Esta situação já de si insustentável, foi deteriorada em 1961 com o aumento de provocações excepcionalmente graves que atingiram o ponto culminante em 13 de Agosto daquele ano, quando soldados americanos, protegidos por tanques blindados, armados até aos dentes, violaram repetidamente a fronteira da RDA Só a calma e reflexão dos soldados e oficiais do exército da República Democrática e das forças soviéticas evitaram que esta situação degenerasse num conflito armado.

As relações entre o CDU (Adenauer) e os americanos foram deterioradas, por o partido alemão desejar dos americanos uma política de força, mesmo a guerra.

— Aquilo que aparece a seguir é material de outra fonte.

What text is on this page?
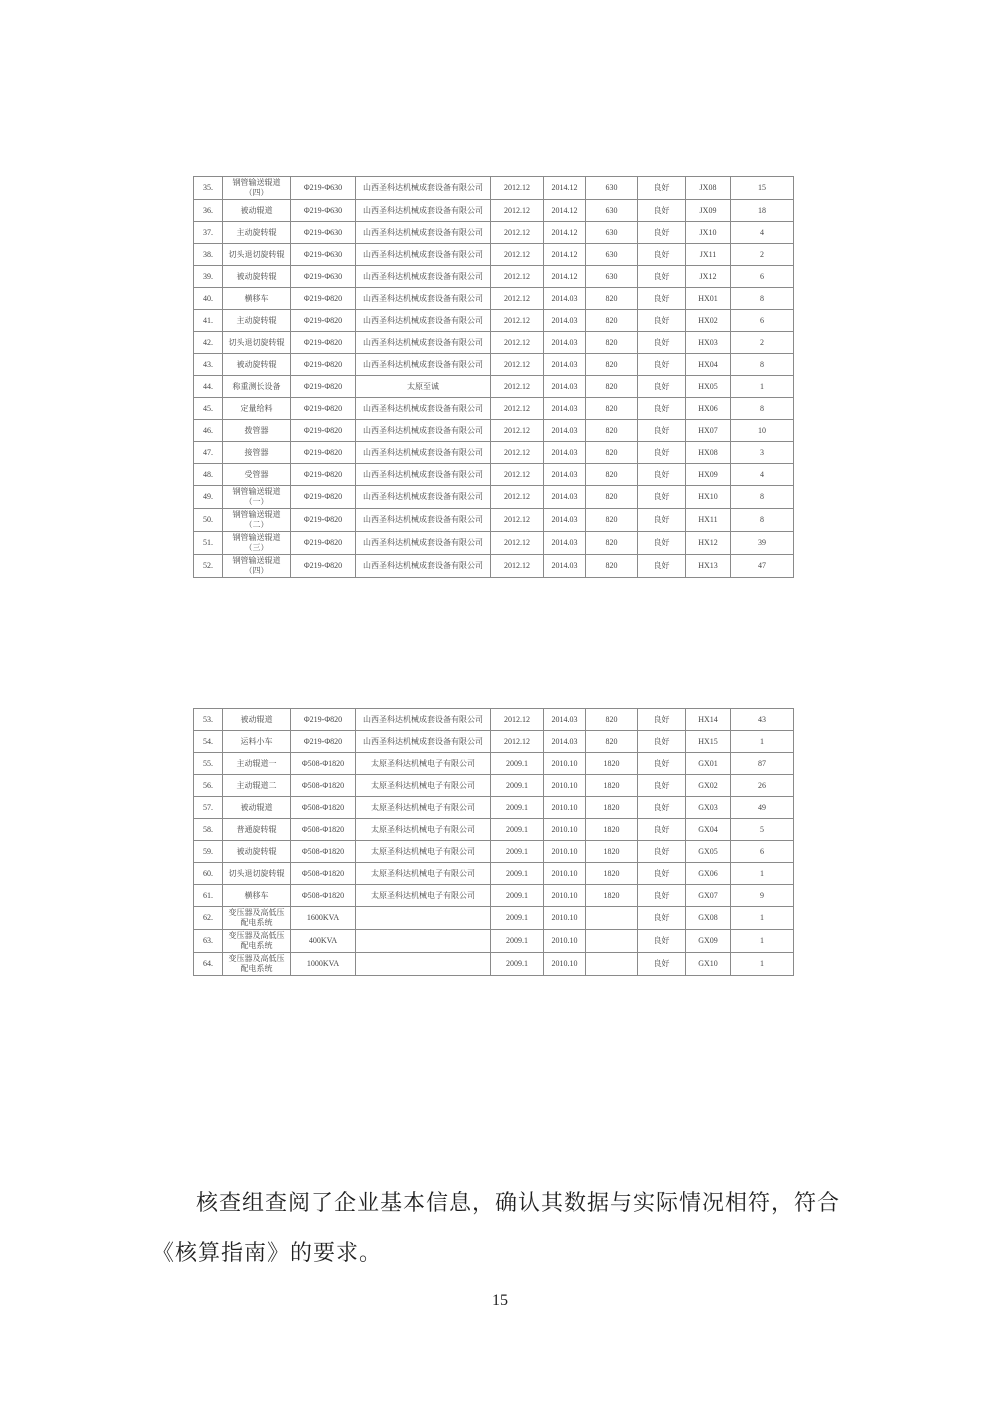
35.	钢管输送辊道（四）	Φ219-Φ630	山西圣科达机械成套设备有限公司	2012.12	2014.12	630	良好	JX08	15
36.	被动辊道	Φ219-Φ630	山西圣科达机械成套设备有限公司	2012.12	2014.12	630	良好	JX09	18
37.	主动旋转辊	Φ219-Φ630	山西圣科达机械成套设备有限公司	2012.12	2014.12	630	良好	JX10	4
38.	切头退切旋转辊	Φ219-Φ630	山西圣科达机械成套设备有限公司	2012.12	2014.12	630	良好	JX11	2
39.	被动旋转辊	Φ219-Φ630	山西圣科达机械成套设备有限公司	2012.12	2014.12	630	良好	JX12	6
40.	横移车	Φ219-Φ820	山西圣科达机械成套设备有限公司	2012.12	2014.03	820	良好	HX01	8
41.	主动旋转辊	Φ219-Φ820	山西圣科达机械成套设备有限公司	2012.12	2014.03	820	良好	HX02	6
42.	切头退切旋转辊	Φ219-Φ820	山西圣科达机械成套设备有限公司	2012.12	2014.03	820	良好	HX03	2
43.	被动旋转辊	Φ219-Φ820	山西圣科达机械成套设备有限公司	2012.12	2014.03	820	良好	HX04	8
44.	称重测长设备	Φ219-Φ820	太原至诚	2012.12	2014.03	820	良好	HX05	1
45.	定量给料	Φ219-Φ820	山西圣科达机械成套设备有限公司	2012.12	2014.03	820	良好	HX06	8
46.	拨管器	Φ219-Φ820	山西圣科达机械成套设备有限公司	2012.12	2014.03	820	良好	HX07	10
47.	接管器	Φ219-Φ820	山西圣科达机械成套设备有限公司	2012.12	2014.03	820	良好	HX08	3
48.	受管器	Φ219-Φ820	山西圣科达机械成套设备有限公司	2012.12	2014.03	820	良好	HX09	4
49.	钢管输送辊道（一）	Φ219-Φ820	山西圣科达机械成套设备有限公司	2012.12	2014.03	820	良好	HX10	8
50.	钢管输送辊道（二）	Φ219-Φ820	山西圣科达机械成套设备有限公司	2012.12	2014.03	820	良好	HX11	8
51.	钢管输送辊道（三）	Φ219-Φ820	山西圣科达机械成套设备有限公司	2012.12	2014.03	820	良好	HX12	39
52.	钢管输送辊道（四）	Φ219-Φ820	山西圣科达机械成套设备有限公司	2012.12	2014.03	820	良好	HX13	47
53.	被动辊道	Φ219-Φ820	山西圣科达机械成套设备有限公司	2012.12	2014.03	820	良好	HX14	43
54.	运料小车	Φ219-Φ820	山西圣科达机械成套设备有限公司	2012.12	2014.03	820	良好	HX15	1
55.	主动辊道一	Φ508-Φ1820	太原圣科达机械电子有限公司	2009.1	2010.10	1820	良好	GX01	87
56.	主动辊道二	Φ508-Φ1820	太原圣科达机械电子有限公司	2009.1	2010.10	1820	良好	GX02	26
57.	被动辊道	Φ508-Φ1820	太原圣科达机械电子有限公司	2009.1	2010.10	1820	良好	GX03	49
58.	普通旋转辊	Φ508-Φ1820	太原圣科达机械电子有限公司	2009.1	2010.10	1820	良好	GX04	5
59.	被动旋转辊	Φ508-Φ1820	太原圣科达机械电子有限公司	2009.1	2010.10	1820	良好	GX05	6
60.	切头退切旋转辊	Φ508-Φ1820	太原圣科达机械电子有限公司	2009.1	2010.10	1820	良好	GX06	1
61.	横移车	Φ508-Φ1820	太原圣科达机械电子有限公司	2009.1	2010.10	1820	良好	GX07	9
62.	变压器及高低压配电系统	1600KVA		2009.1	2010.10		良好	GX08	1
63.	变压器及高低压配电系统	400KVA		2009.1	2010.10		良好	GX09	1
64.	变压器及高低压配电系统	1000KVA		2009.1	2010.10		良好	GX10	1
核查组查阅了企业基本信息，确认其数据与实际情况相符，符合
《核算指南》的要求。
15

Não restava aos dirigentes da RDA outra alternativa, para defesa própria, da construção pacífica do seu país e do socialismo, para defesa do mundo socialista de que orgulhosamente fazem parte, e para defesa da paz na Europa e no mundo, que levantar à volta de toda a fronteira com o capitalismo imperialista e à volta da zona ocidental de Berlim um muro de defesa da liberdade e da paz.

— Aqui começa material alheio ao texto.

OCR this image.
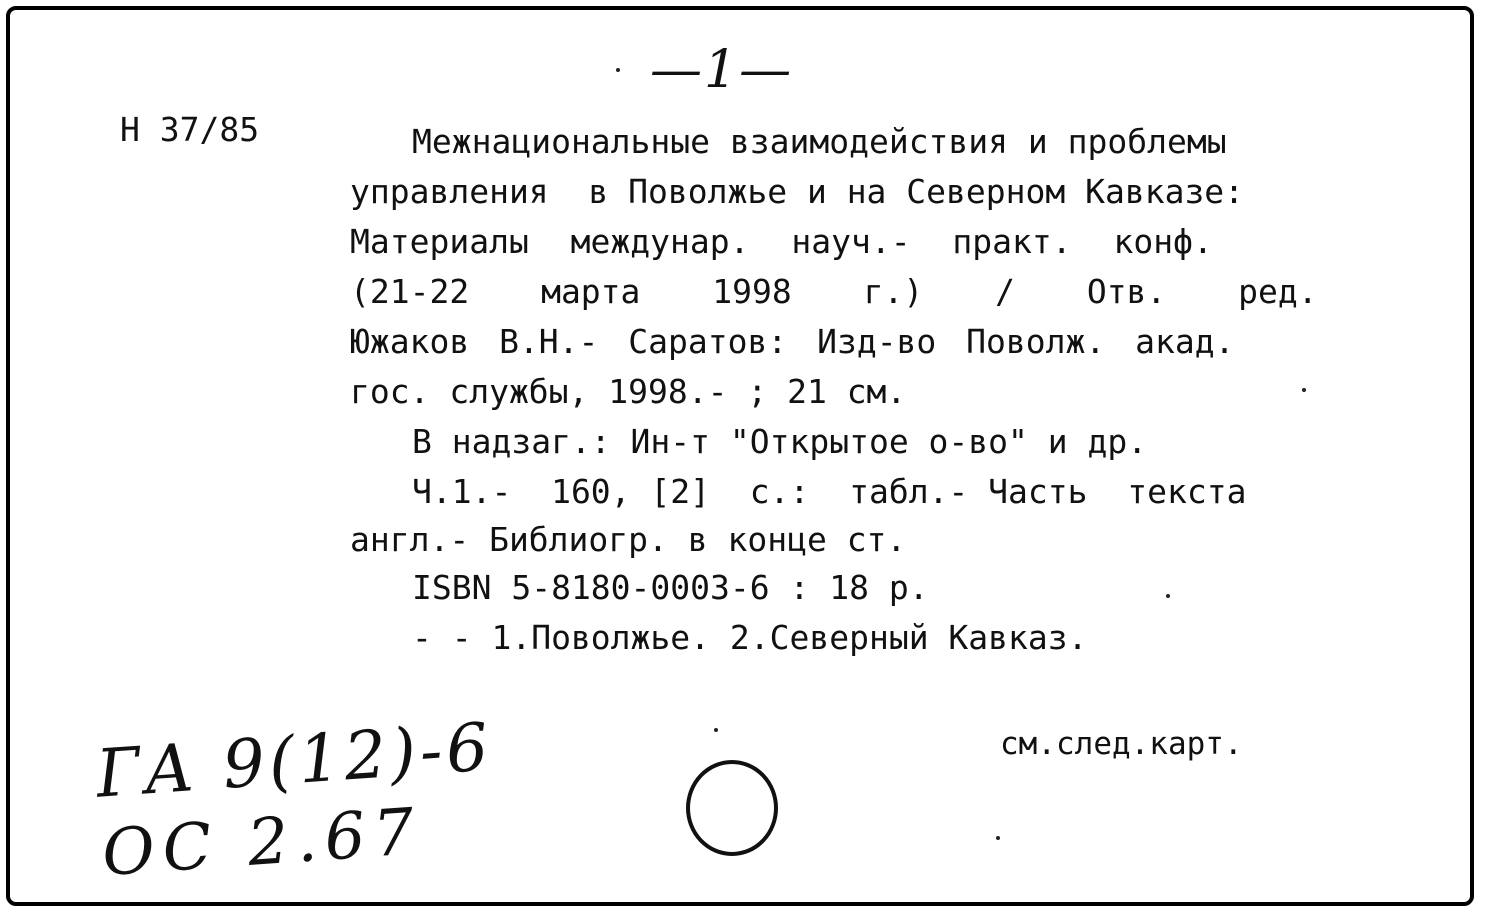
—1—
Н 37/85	Межнациональные взаимодействия и проблемы
управления  в Поволжье и на Северном Кавказе:
Материалы междунар. науч.- практ. конф.
(21-22 марта 1998 г.) / Отв. ред.
Южаков В.Н.- Саратов: Изд-во Поволж. акад.
гос. службы, 1998.- ; 21 см.
В надзаг.: Ин-т "Открытое о-во" и др.
Ч.1.-  160, [2]  с.:  табл.- Часть  текста
англ.- Библиогр. в конце ст.
ISBN 5-8180-0003-6 : 18 р.
- - 1.Поволжье. 2.Северный Кавказ.
см.след.карт.
ГА 9(12)-6
ОС 2.67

E realizar um controlo efectivo nas entradas e saídas do seu território. Trabalho árduo, difícil, mas feito com a decisão e a firmeza necessárias a quem sabe defender tudo o que lhe é mais caro na vida.

Vi com os meus olhos a documentação irrefutável do que se seguiu. Provocações constantes, ao longo de toda a fronteira, por todos os meios. Ofertas de dinheiro para suborno dos soldados, exibição da literatura pornográfica mais torpe, prostitutas a desnudarem-se perante os soldados e a fazer a oferta do corpo e de todas as perversões, cartazes de propaganda anti-socialista e anti-RDA por toda a parte, alti-falantes, ataques com cocktails-molotov, ataques a tiro, abertura de túneis para colocação de bombas, raptos de crianças, metidas em malas, algumas das quais chegavam já mortas. Isto com a colaboração activa ou a cumplicidade das autoridades e da polícia da RFA.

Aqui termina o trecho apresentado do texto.